I checked some articles and ressources and I concluded the following best practises by cases:
**1.****Scalability in Relation to Data Size/Payload:**
- Databricks Autoloader/COPY INTO: Highly scalable and efficient for ingesting large datasets. The autoloader's ability to handle bulk inserts makes it particularly useful for bigger payloads. It can scale horizontally based on the data size.
- SQL Warehouse: Suited for structured data and offers scalability. However, it might not perform as well as Autoloader for large data sets.
Custom API: Best suited for moderate to smaller payloads. It adds a layer of abstraction which could become a bottleneck with massive datasets.
Apache Kafka: Extremely scalable and can handle varying data sizes, but the design of the Kafka consumer in Databricks will determine actual performance.
**2.Change Frequency:**
- Databricks Autoloader/COPY INTO: Efficient for infrequent, bulk inserts.
- SQL Warehouse: Best for scenarios where frequent inserts are not critical.
- Custom API: Suitable for frequent, smaller changes, especially if near real-time ingestion isn't a necessity.
- Apache Kafka: Ideal for real-time or near real-time ingestion with high-frequency changes.
**3.Cost:**
- Databricks Autoloader/COPY INTO: While a cost is associated with storage and computing, the Autoloader minimizes unnecessary compute usage by efficiently managing incremental loads.
- **SQL Warehouse**: Depending on the solution (e.g., Azure Synapse), costs can be significant but predictable.
- Custom API: Overhead includes both the infrastructure for the API and the development/maintenance.
- Apache Kafka: While Kafka itself can be cost-effective, managing and scaling a Kafka cluster might add to the costs. 4.Reusability vs. Custom Development:
- Databricks Autoloader/COPY INTO: With established patterns, the solution can be replicated across multiple data ingestion scenarios. (One point for reusability)
- SQL Warehouse: Moderate reusability. Each client's schema and data might necessitate tweaks.
- Custom API: Lower reusability, as each new requirement might need adjustments to the API.
- Apache Kafka: High reusability, especially if topics and consumers are designed generically.
- 5.Additional Dimensions:
- Complexity: A custom API or Kafka setup requires a more complex architecture and expertise to manage, compared to direct ingestion methods.
- Data Integrity and Reliability: While tools like Kafka provide built-in mechanisms to ensure data integrity, custom solutions would need additional considerations.
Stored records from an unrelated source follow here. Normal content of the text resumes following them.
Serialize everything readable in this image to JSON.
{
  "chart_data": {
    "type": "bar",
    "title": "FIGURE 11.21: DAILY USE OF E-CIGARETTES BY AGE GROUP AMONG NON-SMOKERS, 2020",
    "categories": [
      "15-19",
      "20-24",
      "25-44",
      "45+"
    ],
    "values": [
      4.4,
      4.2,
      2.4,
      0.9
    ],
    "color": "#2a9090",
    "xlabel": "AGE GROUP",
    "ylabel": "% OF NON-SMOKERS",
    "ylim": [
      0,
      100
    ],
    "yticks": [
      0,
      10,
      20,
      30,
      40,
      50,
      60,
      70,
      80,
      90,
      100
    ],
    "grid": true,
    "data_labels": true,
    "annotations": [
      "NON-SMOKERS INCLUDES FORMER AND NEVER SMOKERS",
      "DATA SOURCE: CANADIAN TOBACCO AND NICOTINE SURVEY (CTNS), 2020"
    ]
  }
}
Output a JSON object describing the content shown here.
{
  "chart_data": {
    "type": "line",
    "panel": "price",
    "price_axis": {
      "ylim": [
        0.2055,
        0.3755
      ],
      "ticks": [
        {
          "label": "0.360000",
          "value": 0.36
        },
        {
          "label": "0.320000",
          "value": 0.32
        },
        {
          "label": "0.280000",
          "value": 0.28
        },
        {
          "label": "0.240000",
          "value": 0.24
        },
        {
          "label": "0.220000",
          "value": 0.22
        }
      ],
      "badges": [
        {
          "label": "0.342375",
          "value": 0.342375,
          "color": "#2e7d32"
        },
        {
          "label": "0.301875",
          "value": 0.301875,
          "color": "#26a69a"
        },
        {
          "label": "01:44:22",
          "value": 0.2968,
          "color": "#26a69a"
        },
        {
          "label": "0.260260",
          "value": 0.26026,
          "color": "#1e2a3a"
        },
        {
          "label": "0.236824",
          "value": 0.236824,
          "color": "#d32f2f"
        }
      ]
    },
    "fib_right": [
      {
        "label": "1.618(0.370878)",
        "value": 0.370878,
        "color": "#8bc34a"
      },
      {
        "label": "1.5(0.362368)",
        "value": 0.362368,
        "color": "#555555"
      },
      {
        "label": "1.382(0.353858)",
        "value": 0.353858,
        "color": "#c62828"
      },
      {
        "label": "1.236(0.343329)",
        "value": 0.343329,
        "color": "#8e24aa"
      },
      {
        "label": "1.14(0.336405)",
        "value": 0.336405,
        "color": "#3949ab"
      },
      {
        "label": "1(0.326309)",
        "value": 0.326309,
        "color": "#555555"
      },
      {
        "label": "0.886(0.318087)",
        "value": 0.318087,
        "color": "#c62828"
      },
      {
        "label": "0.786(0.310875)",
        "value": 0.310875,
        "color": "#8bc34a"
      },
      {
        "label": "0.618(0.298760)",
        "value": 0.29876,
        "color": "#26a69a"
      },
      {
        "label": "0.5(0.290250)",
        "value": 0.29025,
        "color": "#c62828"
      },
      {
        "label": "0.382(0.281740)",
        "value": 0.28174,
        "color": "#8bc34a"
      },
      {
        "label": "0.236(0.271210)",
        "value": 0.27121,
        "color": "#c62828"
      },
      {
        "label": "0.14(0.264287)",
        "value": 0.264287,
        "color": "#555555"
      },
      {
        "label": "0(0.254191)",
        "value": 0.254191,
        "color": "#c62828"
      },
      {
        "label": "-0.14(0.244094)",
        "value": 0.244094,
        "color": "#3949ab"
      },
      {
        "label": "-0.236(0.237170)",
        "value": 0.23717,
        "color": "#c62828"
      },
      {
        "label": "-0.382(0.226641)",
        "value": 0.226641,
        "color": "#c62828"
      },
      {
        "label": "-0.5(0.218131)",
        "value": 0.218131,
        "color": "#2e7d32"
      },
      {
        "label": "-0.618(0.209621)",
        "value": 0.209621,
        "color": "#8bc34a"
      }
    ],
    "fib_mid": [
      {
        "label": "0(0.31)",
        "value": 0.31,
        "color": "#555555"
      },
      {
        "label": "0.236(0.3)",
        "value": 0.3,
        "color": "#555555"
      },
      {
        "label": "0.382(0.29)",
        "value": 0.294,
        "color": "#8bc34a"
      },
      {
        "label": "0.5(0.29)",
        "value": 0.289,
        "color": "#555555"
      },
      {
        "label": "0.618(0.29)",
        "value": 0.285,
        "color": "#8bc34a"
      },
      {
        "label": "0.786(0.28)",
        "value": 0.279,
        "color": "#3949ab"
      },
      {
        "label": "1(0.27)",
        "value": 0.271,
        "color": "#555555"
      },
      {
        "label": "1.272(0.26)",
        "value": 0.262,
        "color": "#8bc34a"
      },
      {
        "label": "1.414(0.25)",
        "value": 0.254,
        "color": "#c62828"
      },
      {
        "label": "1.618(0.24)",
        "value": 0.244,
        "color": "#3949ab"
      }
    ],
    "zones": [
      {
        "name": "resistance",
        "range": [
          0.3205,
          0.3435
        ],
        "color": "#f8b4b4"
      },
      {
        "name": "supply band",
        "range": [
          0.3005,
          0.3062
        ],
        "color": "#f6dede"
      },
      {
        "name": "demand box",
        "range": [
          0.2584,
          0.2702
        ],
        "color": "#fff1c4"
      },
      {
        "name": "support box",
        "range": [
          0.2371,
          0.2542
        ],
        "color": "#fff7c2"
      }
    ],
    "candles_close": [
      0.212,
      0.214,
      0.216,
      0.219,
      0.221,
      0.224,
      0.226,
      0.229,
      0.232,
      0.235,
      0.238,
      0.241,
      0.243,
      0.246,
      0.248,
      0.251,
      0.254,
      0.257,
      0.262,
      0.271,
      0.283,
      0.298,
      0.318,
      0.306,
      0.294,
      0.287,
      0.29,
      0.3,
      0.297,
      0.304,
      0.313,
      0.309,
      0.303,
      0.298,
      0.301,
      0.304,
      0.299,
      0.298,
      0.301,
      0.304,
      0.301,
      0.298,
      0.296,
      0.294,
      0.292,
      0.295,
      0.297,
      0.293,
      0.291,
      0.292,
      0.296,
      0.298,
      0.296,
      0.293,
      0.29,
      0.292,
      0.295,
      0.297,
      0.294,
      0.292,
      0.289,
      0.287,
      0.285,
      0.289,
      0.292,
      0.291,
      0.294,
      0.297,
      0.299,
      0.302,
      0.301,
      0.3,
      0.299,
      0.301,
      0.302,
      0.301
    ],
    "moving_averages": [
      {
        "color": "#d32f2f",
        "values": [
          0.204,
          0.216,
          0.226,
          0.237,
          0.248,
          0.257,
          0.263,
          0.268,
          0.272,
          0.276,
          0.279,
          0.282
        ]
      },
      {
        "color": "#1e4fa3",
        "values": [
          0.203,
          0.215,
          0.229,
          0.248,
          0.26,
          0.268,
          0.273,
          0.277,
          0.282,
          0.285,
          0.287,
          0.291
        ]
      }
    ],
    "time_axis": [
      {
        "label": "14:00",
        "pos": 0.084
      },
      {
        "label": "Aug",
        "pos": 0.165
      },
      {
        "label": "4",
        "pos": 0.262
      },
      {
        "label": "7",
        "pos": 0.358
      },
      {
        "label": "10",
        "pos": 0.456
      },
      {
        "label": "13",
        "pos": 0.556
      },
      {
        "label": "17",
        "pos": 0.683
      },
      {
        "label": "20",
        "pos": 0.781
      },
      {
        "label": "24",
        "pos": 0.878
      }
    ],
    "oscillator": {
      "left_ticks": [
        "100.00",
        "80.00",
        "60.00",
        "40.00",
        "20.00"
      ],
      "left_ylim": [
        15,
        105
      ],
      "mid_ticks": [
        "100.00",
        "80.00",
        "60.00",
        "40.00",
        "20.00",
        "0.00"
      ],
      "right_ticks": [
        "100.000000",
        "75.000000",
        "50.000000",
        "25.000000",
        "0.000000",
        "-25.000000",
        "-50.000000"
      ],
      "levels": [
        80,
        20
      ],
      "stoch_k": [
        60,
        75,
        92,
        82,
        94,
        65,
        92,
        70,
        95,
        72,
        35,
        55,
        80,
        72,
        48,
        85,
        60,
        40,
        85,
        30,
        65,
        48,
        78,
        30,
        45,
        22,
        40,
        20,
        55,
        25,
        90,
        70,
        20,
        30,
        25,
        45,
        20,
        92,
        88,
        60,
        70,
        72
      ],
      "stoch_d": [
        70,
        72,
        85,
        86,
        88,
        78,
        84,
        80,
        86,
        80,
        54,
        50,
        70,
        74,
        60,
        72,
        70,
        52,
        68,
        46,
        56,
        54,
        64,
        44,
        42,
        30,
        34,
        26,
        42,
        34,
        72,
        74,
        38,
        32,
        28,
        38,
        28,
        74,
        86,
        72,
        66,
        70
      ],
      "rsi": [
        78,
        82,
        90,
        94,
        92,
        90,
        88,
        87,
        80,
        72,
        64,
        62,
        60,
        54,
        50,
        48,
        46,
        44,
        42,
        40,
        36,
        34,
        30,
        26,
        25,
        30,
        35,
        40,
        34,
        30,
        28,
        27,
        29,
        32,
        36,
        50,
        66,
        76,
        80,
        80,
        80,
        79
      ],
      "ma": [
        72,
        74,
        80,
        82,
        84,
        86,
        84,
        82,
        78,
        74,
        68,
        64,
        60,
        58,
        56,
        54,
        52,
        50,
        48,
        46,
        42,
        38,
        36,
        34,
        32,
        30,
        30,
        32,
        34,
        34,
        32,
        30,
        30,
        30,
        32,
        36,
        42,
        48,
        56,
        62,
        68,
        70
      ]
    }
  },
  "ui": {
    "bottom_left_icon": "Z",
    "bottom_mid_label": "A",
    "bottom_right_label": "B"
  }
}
- Security: Direct ingestion methods are often more secure since they don't expose additional endpoints (like an API). However, each method needs security considerations, especially regarding data encryption and access controls. I assume that your matrix would be like : if cost and scalability are your top concerns, Autoloader might rank first. If real-time ingestion is a top priority, Kafka could be the top choice. You may go for some POCs and then analyze the outputs. Don't forget that what you choose needs to be aligned with Bayer’s data governance, security policies, and long-term strategy.